Up to 49% of young children don’t tolerate face masks well, so you’re not alone in this struggle. A few approaches can help. Try giving the treatment while your child is calm and distracted with a toy, a show, or a game. Some families find success by letting the child hold a spare spacer or play with the mask beforehand so it feels less unfamiliar. Pacifier-style masks exist that let infants suck on a pacifier while the medicine is delivered, which can reduce fussing and maintain a good seal. Administering the treatment during sleep is another option, since breathing is more regular and consistent when children are asleep.
One technique to avoid: blowing the medicine toward your child’s face without the mask sealed against their skin. This “blow-by” approach delivers almost no medicine to the lungs, even though it might seem like a reasonable workaround for an uncooperative toddler.
Cleaning and Maintaining the Spacer
Spacers need weekly cleaning if you’re using them daily. Over time, medication residue builds up on the inner walls and valve, and the chamber can collect dust mites and mold, both of which can trigger the very symptoms you’re treating. Static electricity is another issue. Plastic spacers build up a static charge that attracts medicine particles to the walls of the chamber, reducing the amount that actually reaches your child’s lungs.
Follow the manufacturer’s cleaning instructions for your specific device.

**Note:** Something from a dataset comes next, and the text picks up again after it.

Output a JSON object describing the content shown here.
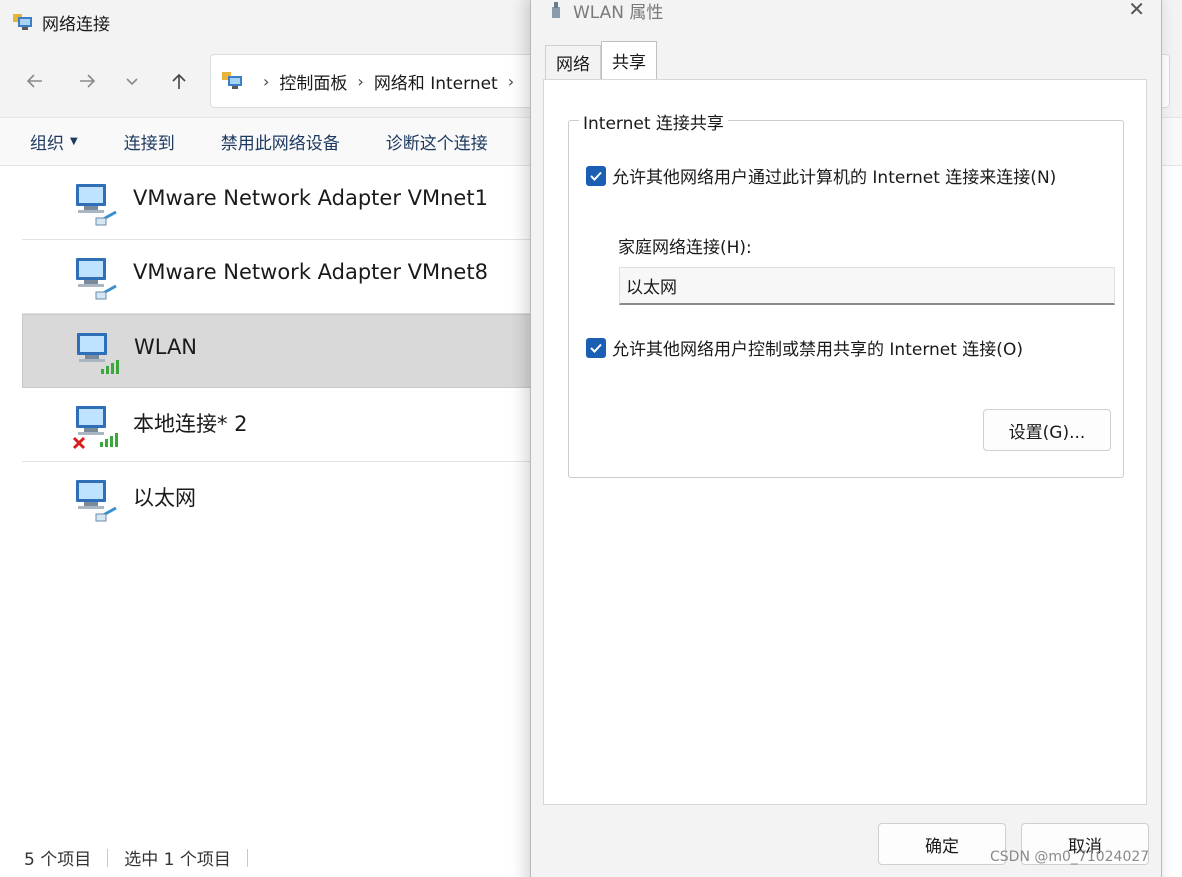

Most recommend washing with warm water and a small amount of dish soap, then letting the spacer air dry rather than toweling it off (wiping can increase static). Some spacers are made with antistatic materials, which reduces this problem. Before each use, give the spacer a quick visual check for cracks, debris, or damage. A cracked spacer won’t hold the medicine properly, and a damaged valve can change how the medicine flows.
Putting It All Together
The technique details matter more than they might seem. A child who uses perfect spacer technique can get nearly twice the lung deposition compared to one with poor technique. The key points to lock in: shake every time, one puff at a time (never spray multiple puffs into the spacer at once), breathe out before breathing in when using a mouthpiece, slow steady breaths, and a tight seal whether you’re using a mask or mouthpiece. If your child’s spacer has a whistle built in, use it as your guide. Silence means they’re breathing at the right speed.